On 8th November, Modi outlawed 500 and 1,000 rupee notes in a drive to rein in corruption and a shadow economy that accounts for a fifth of India’s $2.1 trillion gross domestic product.

Some 1.23 billion Indians were told they had 50 days to switch roughly 23.2 billion high-denomination notes in circulation (figures according to central bank Deputy Governor R. Gandhi), amounting to 15 trillion rupees or $224 billion.

This move, says Prime Minister Narendra Modi, is to crack down on corruption, tax evasion, unaccounted money and counterfeit currency.

But the result of his overnight demonisation of the 500 and 1000 rupee note has resulted in magnanimous chaos, which has no sign of ending. Huge pitfalls of Modi’s “grand plan” have been worsened by implementation incompetence.

Not enough new currency has been made available, so cash machines are empty and banks are stretched beyond capacity.

People have been wasting hours in queues to collect small amounts of cash that are insufficient for normal activity.

The new notes have come in the form of an even higher denomination (2,000 rupees) that is unhelpful for daily transactions, since no one has enough change for this amount.

The two cancelled notes account for 86 per cent of all the currency in circulation; over 90 per cent of all transactions are conducted in cash, and over 85 per cent of workers get their incomes in cash.

Largely it’s the poor and the middle classes, hugely reliant on currency for daily activities, who are being crippled.

Ironically, large players who tend to buy real estate and other property, hold gold and stocks and shares and move the money abroad are generally unscathed. This move touches only a tiny fraction of the assets accumulated through illegal activities.

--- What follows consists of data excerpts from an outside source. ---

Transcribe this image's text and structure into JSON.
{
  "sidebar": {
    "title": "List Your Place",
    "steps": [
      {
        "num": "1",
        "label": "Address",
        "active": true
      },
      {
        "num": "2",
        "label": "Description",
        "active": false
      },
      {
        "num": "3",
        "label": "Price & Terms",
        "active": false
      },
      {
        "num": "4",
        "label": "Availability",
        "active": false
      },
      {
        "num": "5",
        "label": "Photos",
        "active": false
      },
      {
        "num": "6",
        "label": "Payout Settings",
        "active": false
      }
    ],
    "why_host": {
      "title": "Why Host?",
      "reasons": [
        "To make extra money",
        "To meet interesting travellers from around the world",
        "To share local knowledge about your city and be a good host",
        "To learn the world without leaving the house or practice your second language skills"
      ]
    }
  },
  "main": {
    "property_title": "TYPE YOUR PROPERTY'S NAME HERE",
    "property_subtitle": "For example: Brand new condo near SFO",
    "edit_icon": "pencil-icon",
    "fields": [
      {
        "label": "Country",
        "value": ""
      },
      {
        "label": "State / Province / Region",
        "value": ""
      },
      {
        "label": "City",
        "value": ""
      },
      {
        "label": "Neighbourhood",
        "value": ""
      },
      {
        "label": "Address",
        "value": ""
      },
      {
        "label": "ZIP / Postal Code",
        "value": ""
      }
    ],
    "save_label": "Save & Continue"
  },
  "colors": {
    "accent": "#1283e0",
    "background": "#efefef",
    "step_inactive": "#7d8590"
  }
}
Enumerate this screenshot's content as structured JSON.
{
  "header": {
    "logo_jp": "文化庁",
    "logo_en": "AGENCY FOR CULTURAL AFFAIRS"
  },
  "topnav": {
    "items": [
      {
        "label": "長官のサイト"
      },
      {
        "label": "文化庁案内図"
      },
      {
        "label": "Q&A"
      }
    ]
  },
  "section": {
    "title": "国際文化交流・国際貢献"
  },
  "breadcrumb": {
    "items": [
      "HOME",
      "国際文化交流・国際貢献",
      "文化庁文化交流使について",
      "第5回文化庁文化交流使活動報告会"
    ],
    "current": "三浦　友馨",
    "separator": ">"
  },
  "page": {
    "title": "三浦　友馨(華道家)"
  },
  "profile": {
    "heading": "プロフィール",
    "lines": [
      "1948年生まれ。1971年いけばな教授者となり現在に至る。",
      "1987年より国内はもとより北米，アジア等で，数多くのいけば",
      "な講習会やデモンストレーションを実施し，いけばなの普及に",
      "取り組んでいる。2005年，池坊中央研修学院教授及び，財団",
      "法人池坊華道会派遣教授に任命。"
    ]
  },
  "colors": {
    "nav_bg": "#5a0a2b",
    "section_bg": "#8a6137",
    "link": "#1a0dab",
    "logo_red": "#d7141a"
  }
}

At the same time its also hit Indian rivals’ election campaign funds ahead of next year’s polls – a strategic move by Modi to wipe out his opponents.

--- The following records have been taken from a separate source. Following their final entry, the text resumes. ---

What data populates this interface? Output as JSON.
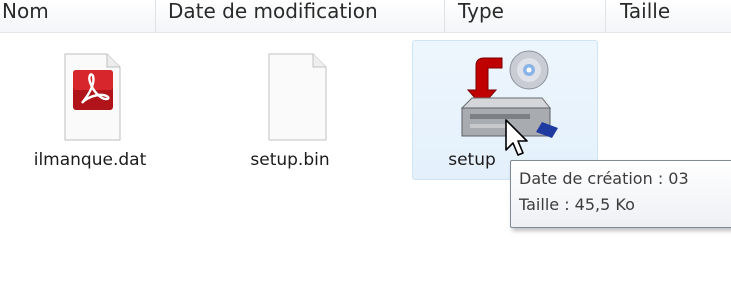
{
  "header": {
    "columns": [
      "Nom",
      "Date de modification",
      "Type",
      "Taille"
    ]
  },
  "files": [
    {
      "name": "ilmanque.dat",
      "icon": "pdf-file-icon"
    },
    {
      "name": "setup.bin",
      "icon": "blank-file-icon"
    },
    {
      "name": "setup",
      "icon": "installer-icon"
    }
  ],
  "tooltip": {
    "line1": "Date de création : 03",
    "line2": "Taille : 45,5 Ko"
  },
  "colors": {
    "accent_red": "#c00000",
    "selection": "#e3f0fb"
  }
}
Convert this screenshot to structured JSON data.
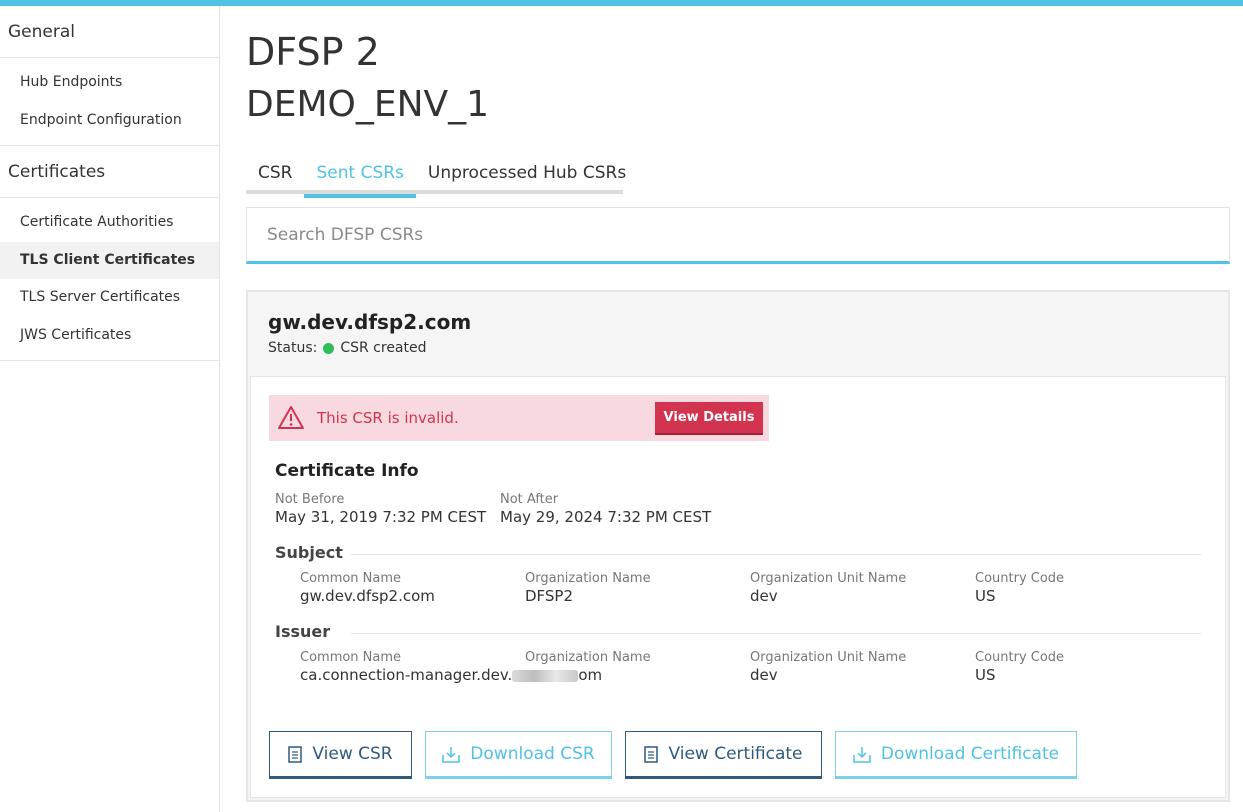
{
  "sidebar": {
    "general_label": "General",
    "general_items": [
      {
        "label": "Hub Endpoints"
      },
      {
        "label": "Endpoint Configuration"
      }
    ],
    "certificates_label": "Certificates",
    "certificate_items": [
      {
        "label": "Certificate Authorities"
      },
      {
        "label": "TLS Client Certificates",
        "active": true
      },
      {
        "label": "TLS Server Certificates"
      },
      {
        "label": "JWS Certificates"
      }
    ]
  },
  "header": {
    "title": "DFSP 2",
    "environment": "DEMO_ENV_1"
  },
  "tabs": [
    {
      "label": "CSR"
    },
    {
      "label": "Sent CSRs",
      "active": true
    },
    {
      "label": "Unprocessed Hub CSRs"
    }
  ],
  "search": {
    "placeholder": "Search DFSP CSRs",
    "value": ""
  },
  "card": {
    "title": "gw.dev.dfsp2.com",
    "status_label": "Status:",
    "status_value": "CSR created",
    "status_color": "#2dbe5b",
    "alert": {
      "message": "This CSR is invalid.",
      "button_label": "View Details",
      "icon": "warning-icon"
    },
    "certificate_info_title": "Certificate Info",
    "not_before_label": "Not Before",
    "not_before_value": "May 31, 2019 7:32 PM CEST",
    "not_after_label": "Not After",
    "not_after_value": "May 29, 2024 7:32 PM CEST",
    "subject": {
      "title": "Subject",
      "common_name_label": "Common Name",
      "common_name": "gw.dev.dfsp2.com",
      "organization_name_label": "Organization Name",
      "organization_name": "DFSP2",
      "organization_unit_label": "Organization Unit Name",
      "organization_unit": "dev",
      "country_code_label": "Country Code",
      "country_code": "US"
    },
    "issuer": {
      "title": "Issuer",
      "common_name_label": "Common Name",
      "common_name_prefix": "ca.connection-manager.dev.",
      "common_name_suffix": "om",
      "organization_name_label": "Organization Name",
      "organization_name": "",
      "organization_unit_label": "Organization Unit Name",
      "organization_unit": "dev",
      "country_code_label": "Country Code",
      "country_code": "US"
    },
    "buttons": {
      "view_csr": "View CSR",
      "download_csr": "Download CSR",
      "view_certificate": "View Certificate",
      "download_certificate": "Download Certificate"
    }
  },
  "colors": {
    "accent": "#4fc2e6",
    "danger": "#d2344f",
    "dark_button": "#2f5a7e"
  }
}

Illicit cash is the lifeblood for political parties that collect money from candidates and businessmen, and then spend it to stage rallies, hire helicopters and hand out “gifts” to win votes. Regional rivals use cash to cover approximately 80 to 95 per cent of campaign spending.

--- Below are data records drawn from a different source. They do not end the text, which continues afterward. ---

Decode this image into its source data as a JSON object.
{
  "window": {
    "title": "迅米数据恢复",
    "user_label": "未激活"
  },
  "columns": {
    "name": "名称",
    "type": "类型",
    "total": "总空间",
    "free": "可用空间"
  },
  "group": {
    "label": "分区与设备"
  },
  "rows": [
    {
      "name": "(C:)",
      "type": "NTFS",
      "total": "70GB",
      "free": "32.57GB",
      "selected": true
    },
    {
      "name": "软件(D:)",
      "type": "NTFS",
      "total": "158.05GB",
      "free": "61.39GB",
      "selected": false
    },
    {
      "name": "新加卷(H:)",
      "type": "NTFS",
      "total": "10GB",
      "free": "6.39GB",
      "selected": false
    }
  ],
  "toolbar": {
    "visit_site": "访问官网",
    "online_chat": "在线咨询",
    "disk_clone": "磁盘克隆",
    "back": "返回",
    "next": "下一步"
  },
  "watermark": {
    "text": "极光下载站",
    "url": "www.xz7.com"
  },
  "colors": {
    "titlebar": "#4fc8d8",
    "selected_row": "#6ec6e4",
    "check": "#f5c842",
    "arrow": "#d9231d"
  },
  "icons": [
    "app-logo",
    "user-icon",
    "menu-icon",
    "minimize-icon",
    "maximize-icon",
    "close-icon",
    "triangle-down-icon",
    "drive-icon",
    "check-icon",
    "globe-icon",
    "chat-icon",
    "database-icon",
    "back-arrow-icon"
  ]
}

Rivals have reflected a view that the BJP, with more members than its rivals and close ties to big corporate donors, can survive the cash crunch better, helping Modi win Uttar Pradesh and four other territories heading to the polls early in 2017.

In the 2014 election, when Modi swept to power with an electrifying campaign that included 3D holograms of him giving speeches in villages across India, it’s estimated that parties spent a record 370 billion rupees ($5.4 billion).

For Modi, winning India’s main battleground state is vital to strengthen his party’s position in the upper house of parliament, where it is still in the minority, before seeking a second term in the 2019 general election.